Az önce 2014 ÖSYS Kontenjanları Kılavuzu’nu kaynak alarak, üşenmeden, tek tek iktisat bölümü kontenjanlarını saydım. Sayılar epey yüksek! Türkiye’de yaklaşık olarak 20.500 iktisat bölümü kontenjanı var. Belirtmem gerekir ki, bu kontenjana kılavuzda yer alan “yurtdışındaki üniversiteler”, “ekonometri” ve “finans” gibi türev bölümler de dahil değil!

💡Pekiyi, her yıl yaklaşık olarak 20.000 mezun veren bir bölümde, bir adım öne çıkmak için ne yapmalı, nereden başlamalı?

Bu yazıyı yazarken, bunun üzerine ben de tekrar tekrar düşündüm. Ben iktisadı bir bilim dalı olarak tercih edip akademisyen olmak isteyen bir öğrenciyim; fakat diğer tarafta iktisadı meslek kazanma amacı ile tercih eden, özel sektörde ya da kamuda çalışmak üzere tercih eden birçok arkadaşım da mevcut. Bu noktada lisans eğitimini hepimizin tekdüze geçirmesi düşünülemez. Bu yüzdendir ki, bu yazıyı genel hatlarıyla ele alıp bir sonraki yazımda ise akademide, özel sektörde ve KPSS’de başarılı olan arkadaşlarımdan da yola çıkarak daha spesifik bir yazı kaleme almam gerektiği kanaatine vardım.

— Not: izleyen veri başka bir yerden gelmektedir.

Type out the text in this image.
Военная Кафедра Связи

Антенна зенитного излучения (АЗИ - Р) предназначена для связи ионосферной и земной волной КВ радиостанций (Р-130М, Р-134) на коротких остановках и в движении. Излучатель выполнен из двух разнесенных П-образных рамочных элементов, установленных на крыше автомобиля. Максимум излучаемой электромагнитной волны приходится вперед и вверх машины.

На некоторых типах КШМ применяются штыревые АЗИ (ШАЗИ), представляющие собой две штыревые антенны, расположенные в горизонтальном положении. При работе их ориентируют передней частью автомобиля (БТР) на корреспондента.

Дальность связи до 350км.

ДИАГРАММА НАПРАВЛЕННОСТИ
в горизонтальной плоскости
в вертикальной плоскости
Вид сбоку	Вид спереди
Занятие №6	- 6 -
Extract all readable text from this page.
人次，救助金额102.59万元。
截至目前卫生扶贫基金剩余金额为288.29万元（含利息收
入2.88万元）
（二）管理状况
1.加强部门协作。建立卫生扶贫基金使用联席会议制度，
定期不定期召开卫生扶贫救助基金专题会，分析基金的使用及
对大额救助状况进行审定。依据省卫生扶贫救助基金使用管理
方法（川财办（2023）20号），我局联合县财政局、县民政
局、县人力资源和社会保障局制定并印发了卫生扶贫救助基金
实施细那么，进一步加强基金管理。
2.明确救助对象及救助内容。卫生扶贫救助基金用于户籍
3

Ege Üniversitesi İktisat bölümü 1’inci sınıf kataloğunda “Hukuk, Matematik, Türk Dili, İnkılap Tarihi” gibi lise derslerinizden pek de bağımsız olmayan derslerin yanı sıra “İşletme, Makro ve Mikro İktisada Giriş” gibi daha önce hiç karşılaşmadığınız derslerle de karşılaşacak ve birçoğunuz bu derslerin zorluğundan yakınarak, derslere devam etmeme kararı alacaksınız. Hatta birçok dersin İngilizce olması, belki de vizeden bir önceki haftaya kadar fakülteye hiç uğramamanıza dahi yol açacak. Açmamalı!

Evet, derse her gittiğinizde birçok teorik bilgi edinecek –hem de İngilizce!- ve bu bilgilerin gündelik hayatta ne işe yaradığını her defasında sorgulayacaksınız, fakat her ne kadar neo-liberal politikaların hemen hemen tüm dünya üniversitelerinde hüküm sürdüğü gibi, bizim fakültemizde de neo-liberal iktisat eğitimi verilse dahi, edindiğiniz bu bilgiler, bir merdiven basamağı misali üst üste eklemlendirilerek mezuniyete kadar ulaşacak.

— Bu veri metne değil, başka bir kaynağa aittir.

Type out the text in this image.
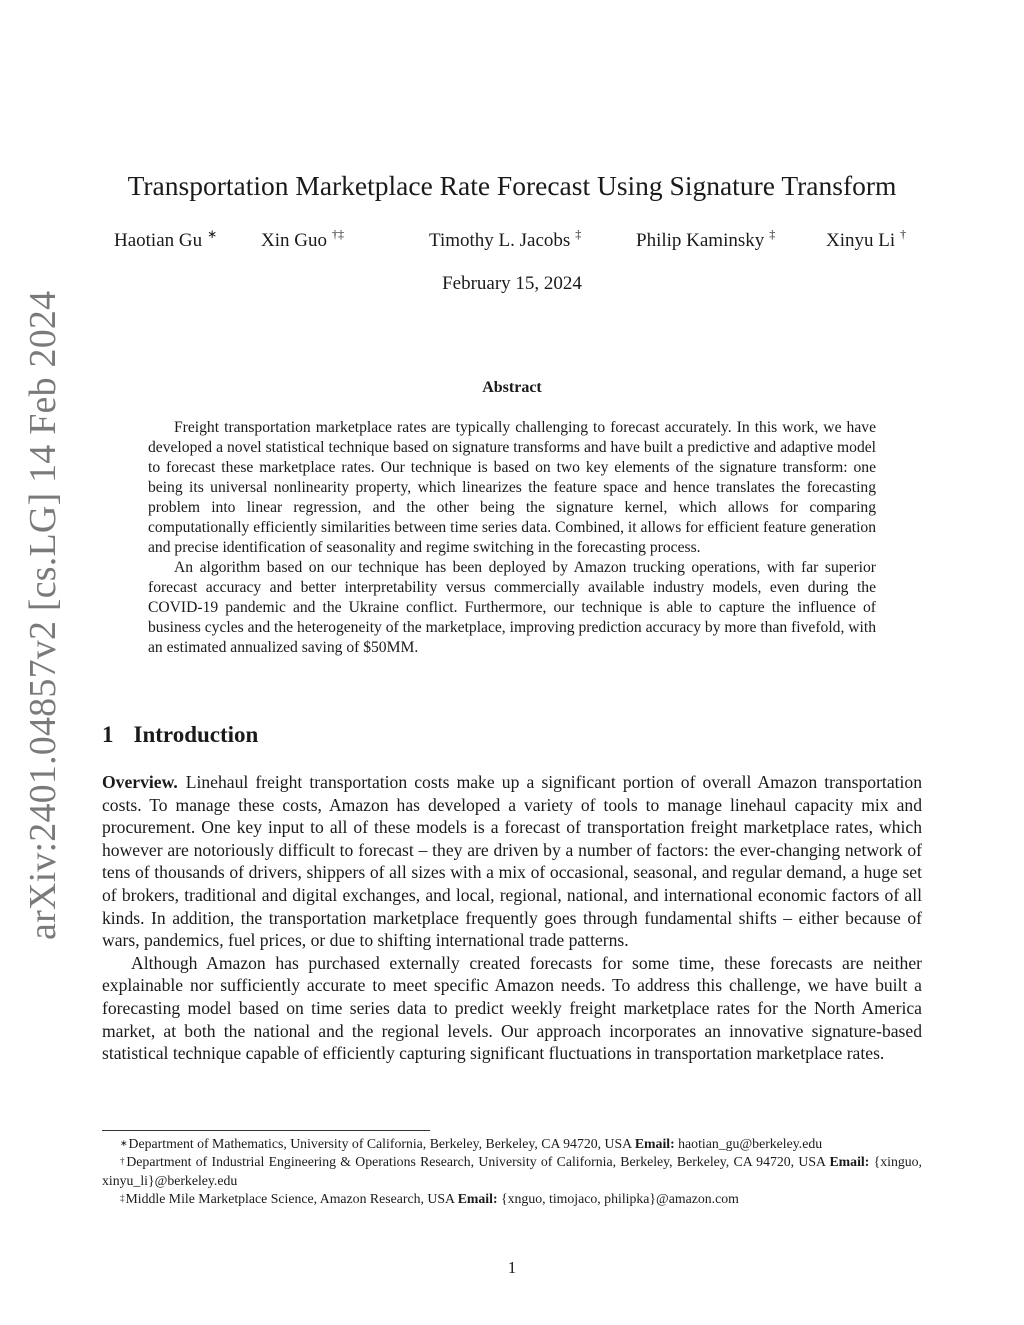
arXiv:2401.04857v2 [cs.LG] 14 Feb 2024
Transportation Marketplace Rate Forecast Using Signature Transform
Haotian Gu ∗ Xin Guo †‡	Timothy L. Jacobs ‡	Philip Kaminsky ‡	Xinyu Li †
February 15, 2024
Abstract

Freight transportation marketplace rates are typically challenging to forecast accurately. In this work, we have developed a novel statistical technique based on signature transforms and have built a predictive and adaptive model to forecast these marketplace rates. Our technique is based on two key elements of the signature transform: one being its universal nonlinearity property, which linearizes the feature space and hence translates the forecasting problem into linear regression, and the other being the signature kernel, which allows for comparing computationally efficiently similarities between time series data. Combined, it allows for efficient feature generation and precise identification of seasonality and regime switching in the forecasting process.

An algorithm based on our technique has been deployed by Amazon trucking operations, with far superior forecast accuracy and better interpretability versus commercially available industry models, even during the COVID-19 pandemic and the Ukraine conflict. Furthermore, our technique is able to capture the influence of business cycles and the heterogeneity of the marketplace, improving prediction accuracy by more than fivefold, with an estimated annualized saving of $50MM.

1 Introduction

Overview. Linehaul freight transportation costs make up a significant portion of overall Amazon transportation costs. To manage these costs, Amazon has developed a variety of tools to manage linehaul capacity mix and procurement. One key input to all of these models is a forecast of transportation freight marketplace rates, which however are notoriously difficult to forecast – they are driven by a number of factors: the ever-changing network of tens of thousands of drivers, shippers of all sizes with a mix of occasional, seasonal, and regular demand, a huge set of brokers, traditional and digital exchanges, and local, regional, national, and international economic factors of all kinds. In addition, the transportation marketplace frequently goes through fundamental shifts – either because of wars, pandemics, fuel prices, or due to shifting international trade patterns.

Although Amazon has purchased externally created forecasts for some time, these forecasts are neither explainable nor sufficiently accurate to meet specific Amazon needs. To address this challenge, we have built a forecasting model based on time series data to predict weekly freight marketplace rates for the North America market, at both the national and the regional levels. Our approach incorporates an innovative signature-based statistical technique capable of efficiently capturing significant fluctuations in transportation marketplace rates.

∗Department of Mathematics, University of California, Berkeley, Berkeley, CA 94720, USA Email: haotian_gu@berkeley.edu

†Department of Industrial Engineering & Operations Research, University of California, Berkeley, Berkeley, CA 94720, USA Email: {xinguo, xinyu_li}@berkeley.edu

‡Middle Mile Marketplace Science, Amazon Research, USA Email: {xnguo, timojaco, philipka}@amazon.com

1
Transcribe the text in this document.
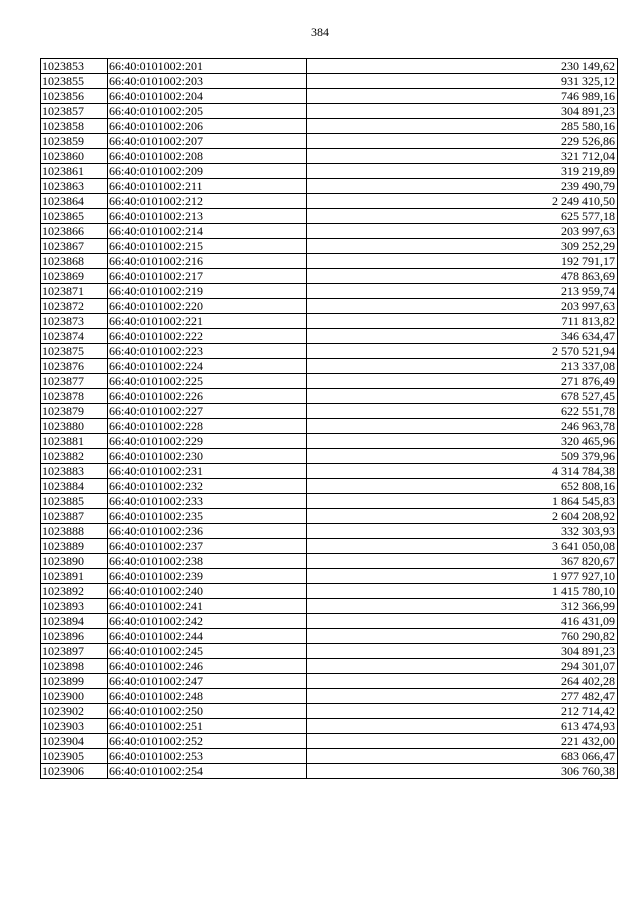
384
1023853	66:40:0101002:201	230 149,62
1023855	66:40:0101002:203	931 325,12
1023856	66:40:0101002:204	746 989,16
1023857	66:40:0101002:205	304 891,23
1023858	66:40:0101002:206	285 580,16
1023859	66:40:0101002:207	229 526,86
1023860	66:40:0101002:208	321 712,04
1023861	66:40:0101002:209	319 219,89
1023863	66:40:0101002:211	239 490,79
1023864	66:40:0101002:212	2 249 410,50
1023865	66:40:0101002:213	625 577,18
1023866	66:40:0101002:214	203 997,63
1023867	66:40:0101002:215	309 252,29
1023868	66:40:0101002:216	192 791,17
1023869	66:40:0101002:217	478 863,69
1023871	66:40:0101002:219	213 959,74
1023872	66:40:0101002:220	203 997,63
1023873	66:40:0101002:221	711 813,82
1023874	66:40:0101002:222	346 634,47
1023875	66:40:0101002:223	2 570 521,94
1023876	66:40:0101002:224	213 337,08
1023877	66:40:0101002:225	271 876,49
1023878	66:40:0101002:226	678 527,45
1023879	66:40:0101002:227	622 551,78
1023880	66:40:0101002:228	246 963,78
1023881	66:40:0101002:229	320 465,96
1023882	66:40:0101002:230	509 379,96
1023883	66:40:0101002:231	4 314 784,38
1023884	66:40:0101002:232	652 808,16
1023885	66:40:0101002:233	1 864 545,83
1023887	66:40:0101002:235	2 604 208,92
1023888	66:40:0101002:236	332 303,93
1023889	66:40:0101002:237	3 641 050,08
1023890	66:40:0101002:238	367 820,67
1023891	66:40:0101002:239	1 977 927,10
1023892	66:40:0101002:240	1 415 780,10
1023893	66:40:0101002:241	312 366,99
1023894	66:40:0101002:242	416 431,09
1023896	66:40:0101002:244	760 290,82
1023897	66:40:0101002:245	304 891,23
1023898	66:40:0101002:246	294 301,07
1023899	66:40:0101002:247	264 402,28
1023900	66:40:0101002:248	277 482,47
1023902	66:40:0101002:250	212 714,42
1023903	66:40:0101002:251	613 474,93
1023904	66:40:0101002:252	221 432,00
1023905	66:40:0101002:253	683 066,47
1023906	66:40:0101002:254	306 760,38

Üniversiteden bir hocamın verdiği örnekle açıklamak gerekirse bir doktor nasıl ki hastasına “aaa, ben üniversitedeyken solunum yollarına pek çalışmamıştım, o yüzden seni tedavi edemeyeceğim” diyemiyorsa iktisat bölümü öğrencisinin de kendi alanındaki müfredat ile yükümlü olduğunu düşünüyorum.

Lisansta geçen dört senenin ardından, iktisatın bilgi edindikçe, bildikçe sevilen bir bilim dalı olduğunu deneyimledim. Dersinize giren bazı hocalarınız bilgiyi aktarma konusunda başarısız olabilir ya da sizin dil seviyeniz konuyu kavramanız için yeterli olmayabilir. Siz de bu açığı “derslere katılmayarak” değil, daha fazla ve düzenli çalışarak kapatabilirsiniz diye düşünüyorum.

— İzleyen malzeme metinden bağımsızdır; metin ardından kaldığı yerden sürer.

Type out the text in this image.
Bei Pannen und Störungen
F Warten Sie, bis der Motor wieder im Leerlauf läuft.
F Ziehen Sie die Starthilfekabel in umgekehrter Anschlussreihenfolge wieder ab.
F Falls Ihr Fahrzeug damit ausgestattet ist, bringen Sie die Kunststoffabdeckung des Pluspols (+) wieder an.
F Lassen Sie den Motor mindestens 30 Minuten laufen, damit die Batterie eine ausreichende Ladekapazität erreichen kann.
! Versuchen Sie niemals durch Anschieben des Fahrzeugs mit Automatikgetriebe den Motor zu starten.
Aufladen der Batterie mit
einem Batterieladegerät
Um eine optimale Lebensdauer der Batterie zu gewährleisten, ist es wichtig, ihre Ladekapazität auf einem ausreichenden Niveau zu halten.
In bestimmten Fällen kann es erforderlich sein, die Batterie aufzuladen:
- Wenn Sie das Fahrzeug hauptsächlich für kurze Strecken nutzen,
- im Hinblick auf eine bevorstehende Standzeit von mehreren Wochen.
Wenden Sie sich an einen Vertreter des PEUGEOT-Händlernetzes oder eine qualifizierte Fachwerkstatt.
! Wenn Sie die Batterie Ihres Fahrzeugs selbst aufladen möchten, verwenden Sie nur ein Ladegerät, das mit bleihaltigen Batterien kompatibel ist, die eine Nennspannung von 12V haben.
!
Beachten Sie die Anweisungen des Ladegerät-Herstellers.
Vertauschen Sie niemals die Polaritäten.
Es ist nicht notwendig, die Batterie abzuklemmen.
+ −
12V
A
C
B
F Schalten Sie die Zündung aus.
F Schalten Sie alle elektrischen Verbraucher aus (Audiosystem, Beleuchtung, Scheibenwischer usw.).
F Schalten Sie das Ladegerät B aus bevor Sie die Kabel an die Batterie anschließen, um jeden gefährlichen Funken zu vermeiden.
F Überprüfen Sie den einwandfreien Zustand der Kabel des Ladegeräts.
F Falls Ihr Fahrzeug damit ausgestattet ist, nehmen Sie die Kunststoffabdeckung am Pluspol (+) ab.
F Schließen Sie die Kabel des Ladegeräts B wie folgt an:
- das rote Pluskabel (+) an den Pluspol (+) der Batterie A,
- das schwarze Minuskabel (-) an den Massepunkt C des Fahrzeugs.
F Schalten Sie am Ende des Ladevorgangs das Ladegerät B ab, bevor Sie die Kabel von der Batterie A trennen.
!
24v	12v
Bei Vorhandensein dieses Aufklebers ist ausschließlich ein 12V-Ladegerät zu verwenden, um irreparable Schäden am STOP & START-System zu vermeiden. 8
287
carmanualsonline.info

Diyelim ki dersler gayet yolunda.

💡Pekiyi iktisat, gündelik hayatınızın neresinde yer almalı? İktisat bölümü birinci sınıf öğrencisi zamanını nasıl daha nitelikli değerlendirmeli?

- Süreli yayınlar: İlgi alanlarınız doğrultusunda mutlaka “İktisat ve Toplum”, “Birikim”, “The Economist”, “Toplum ve Bilim”, “Capital”, “İktisat, İşletme ve Finans”, “Para” gibi süreli yayınları takip etmelisiniz. Günde sadece 1 TL’ye ayda en az 3 adet dergi okuyabilir, hatta imece usulü arkadaşlarınızla da dayanışabilirsiniz.

- Günlük ekonomi haberleri: Bir iktisat bölümü lisans öğrencisi, düzenli olarak ekonomi köşe yazarlarını takip etmeli, ekonomi bloglarını okumalıdır (yazaroku.com sitesini kullanarak, ekonomi kategorisinden tüm ekonomi köşe yazılarına ulaşabilirsiniz).

- Yabancı dil: Birinci sınıf, lisans eğitiminiz süresince en çok boş vaktinizin olduğu dönemdir. Bu dönemde ne kadar çok yabancı dil çalışırsanız İngilizce olan derslerin sınavlarında kendinizi ifade etmekte zorlanmaz, özellikle son sınıfta mezuniyet sonrası planlarınıza odaklanırken, yabancı dil çalışmak zorunda kalmazsınız. O yüzden bu dönemde, olabildiğince çok yabancı dilde film ve dizi izlemeli, yabancı dildeki yayınları takip etmelisiniz. Özeleştiri yapmam gerekirse, ben bu konuda hala hayıflanıyorum.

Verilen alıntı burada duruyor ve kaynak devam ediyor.